There is no reason that Americans should depend on their employers for health insurance. We don't rely on them for car insurance or home insurance, so why health care?

Ezra Klein succinctly describes how we got to where we are, and why it makes no sense:

The problem is the employer-based health-care system. It’s never made a bit of sense for health-care benefits to be routed through employers. The system emerged in the U.S. by accident. Wage controls during World War II made it impossible for companies to attract workers by offering higher salaries. Because health benefits were exempt from high wartime taxes, companies began using them to attract talent. After the war, unions joined employers in pressuring Congress to ensure employer-based health benefits were never taxed. So the U.S. emerged with an odd system in which a dollar of untaxed employer-based health benefits was worth much more to a worker than a dollar of taxed salary. Employers became the main vehicles for insurance not because anyone thought it was a good idea, but because the tax code made it a bargain.

The result has been a disaster for employers and workers alike. In Canada, the risk pool is effectively the entire country. Two costly pregnancies have barely any effect on aggregate costs. In Medicare, the risk pool is 49 million beneficiaries. A few patients with catastrophic health problems won’t budge those numbers much. But in our employer-based health-care system, the risk pool is often a few hundred, a few thousand or a few tens of thousands of employees. A bit of bad luck can be catastrophic.
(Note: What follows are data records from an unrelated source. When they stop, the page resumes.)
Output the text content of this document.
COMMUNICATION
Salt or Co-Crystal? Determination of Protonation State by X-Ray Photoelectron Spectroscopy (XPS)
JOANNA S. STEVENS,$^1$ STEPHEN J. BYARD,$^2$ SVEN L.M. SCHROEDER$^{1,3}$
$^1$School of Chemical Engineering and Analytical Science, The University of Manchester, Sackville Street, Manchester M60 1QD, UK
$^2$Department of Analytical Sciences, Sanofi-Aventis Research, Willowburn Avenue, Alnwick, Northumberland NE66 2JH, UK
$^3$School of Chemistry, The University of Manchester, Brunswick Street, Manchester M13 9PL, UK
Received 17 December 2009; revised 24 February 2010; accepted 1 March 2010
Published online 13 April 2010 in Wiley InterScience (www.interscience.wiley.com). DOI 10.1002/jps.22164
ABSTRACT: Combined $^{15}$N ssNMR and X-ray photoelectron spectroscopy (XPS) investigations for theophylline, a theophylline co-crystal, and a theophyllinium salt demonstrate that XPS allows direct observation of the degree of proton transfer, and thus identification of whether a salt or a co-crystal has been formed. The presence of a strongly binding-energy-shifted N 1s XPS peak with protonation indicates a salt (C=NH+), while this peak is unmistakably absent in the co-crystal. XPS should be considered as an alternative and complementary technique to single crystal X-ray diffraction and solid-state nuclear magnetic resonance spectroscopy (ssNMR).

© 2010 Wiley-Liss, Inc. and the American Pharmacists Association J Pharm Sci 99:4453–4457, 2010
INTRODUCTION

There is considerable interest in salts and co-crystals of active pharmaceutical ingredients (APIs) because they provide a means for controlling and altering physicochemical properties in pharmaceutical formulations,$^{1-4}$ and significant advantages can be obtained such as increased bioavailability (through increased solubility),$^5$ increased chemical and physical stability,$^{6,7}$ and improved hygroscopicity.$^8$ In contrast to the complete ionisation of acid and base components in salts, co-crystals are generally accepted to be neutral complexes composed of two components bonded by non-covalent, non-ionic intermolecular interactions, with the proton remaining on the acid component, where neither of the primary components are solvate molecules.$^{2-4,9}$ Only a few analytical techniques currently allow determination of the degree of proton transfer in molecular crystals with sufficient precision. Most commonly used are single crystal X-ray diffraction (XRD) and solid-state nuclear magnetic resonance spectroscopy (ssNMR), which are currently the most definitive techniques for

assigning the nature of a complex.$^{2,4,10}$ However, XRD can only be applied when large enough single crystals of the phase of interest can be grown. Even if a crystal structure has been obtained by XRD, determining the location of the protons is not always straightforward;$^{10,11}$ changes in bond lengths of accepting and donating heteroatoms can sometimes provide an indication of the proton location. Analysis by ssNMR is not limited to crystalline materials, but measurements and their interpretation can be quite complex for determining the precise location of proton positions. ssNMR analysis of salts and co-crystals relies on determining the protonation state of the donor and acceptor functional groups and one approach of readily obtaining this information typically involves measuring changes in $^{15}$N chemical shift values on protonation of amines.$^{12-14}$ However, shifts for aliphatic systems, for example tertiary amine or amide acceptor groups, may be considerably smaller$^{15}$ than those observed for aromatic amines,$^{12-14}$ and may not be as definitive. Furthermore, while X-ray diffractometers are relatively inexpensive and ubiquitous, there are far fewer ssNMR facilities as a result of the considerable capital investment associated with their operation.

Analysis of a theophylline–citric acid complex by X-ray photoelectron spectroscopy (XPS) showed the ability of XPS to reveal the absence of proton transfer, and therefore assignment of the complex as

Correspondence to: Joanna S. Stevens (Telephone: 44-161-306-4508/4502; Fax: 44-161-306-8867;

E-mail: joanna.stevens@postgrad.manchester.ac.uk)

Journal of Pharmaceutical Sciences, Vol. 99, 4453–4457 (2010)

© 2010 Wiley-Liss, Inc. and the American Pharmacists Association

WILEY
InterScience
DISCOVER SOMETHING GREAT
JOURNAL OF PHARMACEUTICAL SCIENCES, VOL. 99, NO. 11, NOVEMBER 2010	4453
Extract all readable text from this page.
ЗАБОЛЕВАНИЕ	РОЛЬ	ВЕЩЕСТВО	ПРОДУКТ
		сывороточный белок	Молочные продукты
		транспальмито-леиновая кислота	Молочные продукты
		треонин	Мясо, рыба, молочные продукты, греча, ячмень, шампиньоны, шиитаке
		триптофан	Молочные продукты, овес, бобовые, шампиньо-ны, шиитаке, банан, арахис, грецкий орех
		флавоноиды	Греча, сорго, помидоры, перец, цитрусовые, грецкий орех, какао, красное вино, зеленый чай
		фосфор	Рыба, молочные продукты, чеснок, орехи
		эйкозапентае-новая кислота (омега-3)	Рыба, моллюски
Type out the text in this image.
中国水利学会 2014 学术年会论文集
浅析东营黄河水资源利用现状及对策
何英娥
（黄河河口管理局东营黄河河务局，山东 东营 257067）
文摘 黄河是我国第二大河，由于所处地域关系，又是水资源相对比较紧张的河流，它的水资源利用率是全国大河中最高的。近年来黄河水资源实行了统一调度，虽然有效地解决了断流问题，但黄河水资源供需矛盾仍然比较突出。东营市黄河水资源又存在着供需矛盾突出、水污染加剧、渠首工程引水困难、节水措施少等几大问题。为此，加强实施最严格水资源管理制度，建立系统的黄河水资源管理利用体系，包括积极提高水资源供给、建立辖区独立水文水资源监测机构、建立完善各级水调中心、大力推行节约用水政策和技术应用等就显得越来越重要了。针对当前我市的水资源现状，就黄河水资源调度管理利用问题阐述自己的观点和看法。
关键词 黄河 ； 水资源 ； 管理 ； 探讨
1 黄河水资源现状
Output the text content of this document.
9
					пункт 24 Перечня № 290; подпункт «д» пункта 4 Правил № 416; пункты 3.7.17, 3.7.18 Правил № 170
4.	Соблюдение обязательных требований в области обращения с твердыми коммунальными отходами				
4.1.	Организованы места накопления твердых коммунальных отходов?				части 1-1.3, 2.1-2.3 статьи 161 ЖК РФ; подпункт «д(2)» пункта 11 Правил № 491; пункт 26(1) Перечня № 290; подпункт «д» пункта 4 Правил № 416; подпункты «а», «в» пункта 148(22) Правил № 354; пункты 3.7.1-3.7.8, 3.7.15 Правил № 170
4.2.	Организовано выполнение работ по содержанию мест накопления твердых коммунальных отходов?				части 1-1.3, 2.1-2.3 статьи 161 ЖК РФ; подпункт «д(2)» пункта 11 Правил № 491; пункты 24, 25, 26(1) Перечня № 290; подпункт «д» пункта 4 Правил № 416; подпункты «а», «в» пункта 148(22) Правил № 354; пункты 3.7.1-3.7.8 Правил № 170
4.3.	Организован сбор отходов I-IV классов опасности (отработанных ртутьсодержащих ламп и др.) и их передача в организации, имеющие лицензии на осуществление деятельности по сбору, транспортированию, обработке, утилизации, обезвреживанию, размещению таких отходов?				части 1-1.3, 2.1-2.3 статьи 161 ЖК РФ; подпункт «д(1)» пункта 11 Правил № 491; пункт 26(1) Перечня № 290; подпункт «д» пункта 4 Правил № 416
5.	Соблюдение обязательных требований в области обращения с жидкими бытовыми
Klein focuses in this only on why this is a bad system for employers, but it's also very unfair for those Americans who don't get insurance through their employers. They have to use after-tax dollars to purchase their individual insurance and often have limited options and face high prices.

Yet Klein presumes that the only way to solve the counter-productive employment-health insurance link is to move toward a single-payer system or government-run exchanges like ObamaCare. He highlights the advantages of a single-payer system—a huge risk pool—but ignores the obvious downsides of problems with supply and demand (which can lead to huge waiting times for patients, as is so often the case in Canada) and discouraging innovation.

As Hadley Heath recently wrote, we could begin untying employment and health insurance merely by changing the tax code to level the playing field between employer-provided and individual insurance.

We should all agree that the American health care system has been far from perfect, but it's a mistake to think that the more and more government micromanaging of our health care system is the way to solve that problem.